29.06.2020 | Stand 23.09.2023, 12:38 Uhr
Der Priester: Pater Ralph Heiligtag ist als Kaplan in der Pfarrei Münster und Moritz tätig. −Foto: Eberl

Ingolstadt - Sein Lebenslauf: beeindruckend und abwechslungsreich.

 

Er studierte nach dem Abitur erst Rechts- und Wirtschaftswissenschaften, dann Opern- und Konzertgesang und schließlich Theologie. Er spricht Englisch, Französisch, Italienisch, Russisch, Alt-Griechisch, Bibel-Hebräisch und Lateinisch. Einige dieser Sprachen kann er zumindest fließend singen. Seine Priesterweihe unter Corona-Bedingungen liegt erst ein paar Wochen zurück. Nun ist er Kaplan an Münster und Moritz. Dort, in der Sakristei, sitzt er im Talar auf den uralten Treppenstufen und erzählt aus seinem Leben. Die erste Frage? Er nimmt sie vorweg und lächelt charmant: "Schuhgröße 44." Pater Ralph Heiligtag, 46 Jahre alt - ein Kirchenmann von besonderem Format.

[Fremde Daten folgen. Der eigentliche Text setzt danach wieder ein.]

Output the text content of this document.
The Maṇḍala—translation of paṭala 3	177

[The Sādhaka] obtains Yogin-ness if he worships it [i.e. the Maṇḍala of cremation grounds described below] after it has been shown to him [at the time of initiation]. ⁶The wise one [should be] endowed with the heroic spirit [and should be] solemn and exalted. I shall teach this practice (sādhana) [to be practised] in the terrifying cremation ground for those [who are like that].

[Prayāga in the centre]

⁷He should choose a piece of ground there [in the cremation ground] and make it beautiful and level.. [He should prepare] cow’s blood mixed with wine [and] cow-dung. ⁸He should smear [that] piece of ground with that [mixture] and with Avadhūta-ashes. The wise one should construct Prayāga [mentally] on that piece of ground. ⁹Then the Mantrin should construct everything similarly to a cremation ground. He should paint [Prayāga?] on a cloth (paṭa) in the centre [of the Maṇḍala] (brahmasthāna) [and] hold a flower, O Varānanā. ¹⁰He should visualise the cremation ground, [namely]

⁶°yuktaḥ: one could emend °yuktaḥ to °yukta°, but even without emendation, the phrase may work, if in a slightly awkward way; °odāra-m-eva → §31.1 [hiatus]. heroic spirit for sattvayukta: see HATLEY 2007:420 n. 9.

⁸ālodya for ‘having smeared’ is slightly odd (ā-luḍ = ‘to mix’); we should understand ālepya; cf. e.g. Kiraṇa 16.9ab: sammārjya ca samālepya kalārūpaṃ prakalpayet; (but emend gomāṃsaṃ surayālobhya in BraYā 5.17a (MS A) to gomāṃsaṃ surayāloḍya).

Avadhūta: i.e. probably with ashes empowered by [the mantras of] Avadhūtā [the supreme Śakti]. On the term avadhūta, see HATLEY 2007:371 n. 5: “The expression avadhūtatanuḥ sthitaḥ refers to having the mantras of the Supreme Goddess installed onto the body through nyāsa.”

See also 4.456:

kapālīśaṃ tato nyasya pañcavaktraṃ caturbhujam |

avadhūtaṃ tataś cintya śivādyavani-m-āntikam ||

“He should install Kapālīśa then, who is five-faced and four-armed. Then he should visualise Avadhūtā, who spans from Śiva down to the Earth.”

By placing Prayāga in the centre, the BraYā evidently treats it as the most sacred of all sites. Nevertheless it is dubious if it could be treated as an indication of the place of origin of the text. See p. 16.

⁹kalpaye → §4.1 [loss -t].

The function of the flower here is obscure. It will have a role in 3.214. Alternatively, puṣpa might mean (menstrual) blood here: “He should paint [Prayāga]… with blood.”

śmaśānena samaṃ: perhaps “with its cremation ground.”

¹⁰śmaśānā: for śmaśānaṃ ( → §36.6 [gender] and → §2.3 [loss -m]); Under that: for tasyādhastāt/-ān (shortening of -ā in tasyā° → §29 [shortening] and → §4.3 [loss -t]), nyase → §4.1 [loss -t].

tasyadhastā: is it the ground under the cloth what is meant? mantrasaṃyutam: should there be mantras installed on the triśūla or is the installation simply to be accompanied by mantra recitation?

Der gebürtige Bamberger spricht zunächst vom Vater, der sich vom Lehrling bis zum Leiter des Arbeitsamts hocharbeitete. Bedingungslosen Einsatz predigte er dem Sohn, das väterliche Vorbild prägte auch die erste Berufswahl. "Mit dem Jurastudium habe ich begonnen, weil ich Generalist bin. "

Als Student schon entdeckte er seine Liebe zum Gesang. "Ich stieß auf einen Verein, der mit Laien Opern inszeniert: das Opernstudio Oberfranken. Das war sehr bunt, mit Klavierbegleitung und selbstgemalten Kulissen. " Die Aufführungen - von der "Zauberflöte" bis zum "Wildschütz" - fanden in Tanzsälen von Wirtshäusern oder auf Naturbühnen statt.

Schon vor dem zweiten juristischen Staatsexamen entschied sich Heiligtag, sein Leben nicht als Richter fortzuführen, "eingeschlossen in ein schlauchförmiges Büro". Er wollte sich lieber der Musik widmen. "Das war damals meine Leidenschaft, das wollte ich unbedingt ausprobieren. " Also studierte er erst an der Musikhochschule in Nürnberg Opern- und Konzertgesang, absolvierte dann ein Aufbaustudium für Liedgesang und landete als Opernchorsänger in Erfurt. "Mein Stimmmaterial reichte nicht für die große Karriere", erklärt er. "Ich bin hoher Bariton - den braucht niemand. " Trotzdem genoss er eine Zeitlang die Vorzüge einer Festanstellung und Bezahlung nach Tarif - und die viele Abwechslung. "Ich würde den Opernchorsänger noch heute als einen der schönsten Berufe beschreiben. Aber dann kam meine Berufung dazwischen. "

 

Auf seiner Sinnsuche landete Heiligtag im November 2001 auf dem Prayerfestival der Organisation "Jugend 2000" in St. Josef in Ingolstadt. "Da bin ich zu dieser Christus-Beziehung gekommen und habe ab diesem Zeitpunkt meinen Glauben aktiv gelebt", berichtet er . Er ging regelmäßig zur Messe, zur Beichte, suchte geistliche Begleitung und Gemeinschaft. Seine innere Reise führte ihn nach Leipzig: 2010 schloss er sich dem Oratorium des Heiligen Philipp Neri an.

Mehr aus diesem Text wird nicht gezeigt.